I've heard of Towel Day as a tribute to Douglas Adams and his "Hitchhiker's Guide to the Galaxy", but this one's new to me.
And anyway, it being past midnight here in Germany, too late ... 😟


----------



## Elbereth Vala Varda (Sep 19, 2022)

This holiday is foreign to me also, hmm... Nevertheless, good for you, Squint!


----------



## Squint-eyed Southerner (Sep 19, 2022)

Why, it be th' Middle-earth version a' this:









International Talk Like a Pirate Day - Wikipedia







en.m.wikipedia.org


----------



## Elbereth Vala Varda (Sep 19, 2022)

I see. Now I must confess that I was totally oblivious to either of these holidays. Interesting.


----------



## Squint-eyed Southerner (Sep 19, 2022)

Mark yer calendar for next year, Matey!


----------



## Elbereth Vala Varda (Sep 19, 2022)

That I shall do!


----------



## Ent (Sep 20, 2022)

Elbereth Vala Varda said:


> Now I must confess that I was totally oblivious


Sometimes being oblivious is profitable...! 😁


Squint-eyed Southerner said:


> It's Talk Like a Corsair Day!

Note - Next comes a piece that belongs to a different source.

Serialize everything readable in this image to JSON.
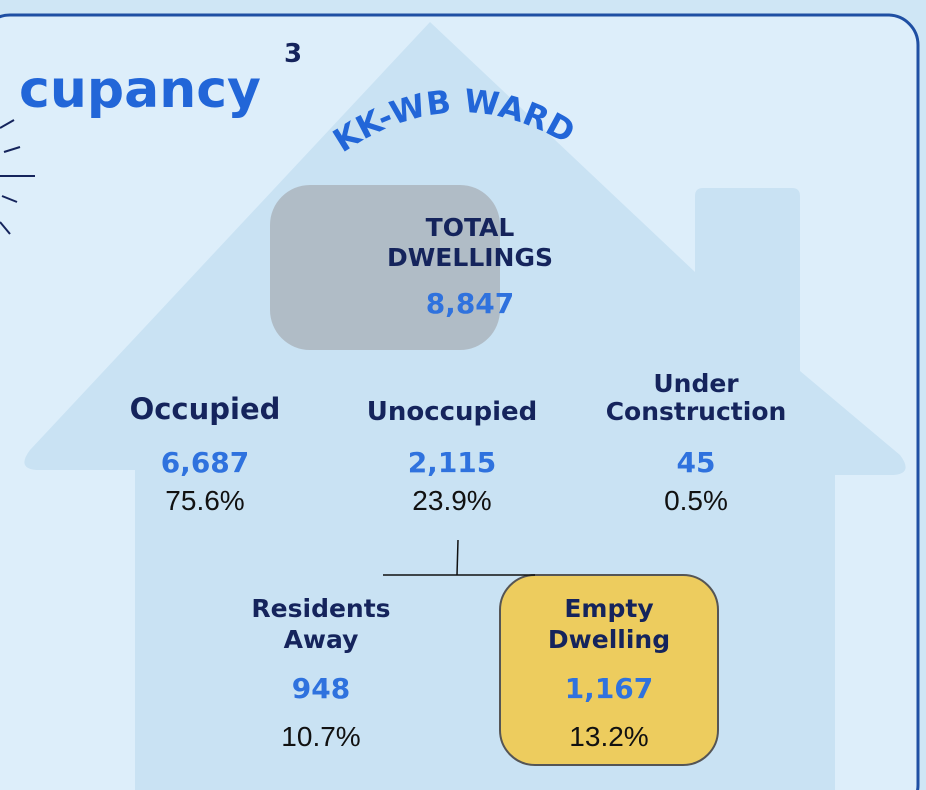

Still time to say
> View attachment 15920



Is it just me, or is there a remarkable similarity between these two characters, and S-eS's icon? Especially the dude on the left..!


----------



## Elbereth Vala Varda (Sep 20, 2022)

Well-aged Enting said:


> Sometimes being oblivious is profitable...! 😁


That is true. Wise words.


Well-aged Enting said:


> Is it just me, or is there a remarkable similarity between these two characters, and S-eS's icon? Especially the dude on the left..!


Well, he is trying to catch fish, so... You may be onto something.


----------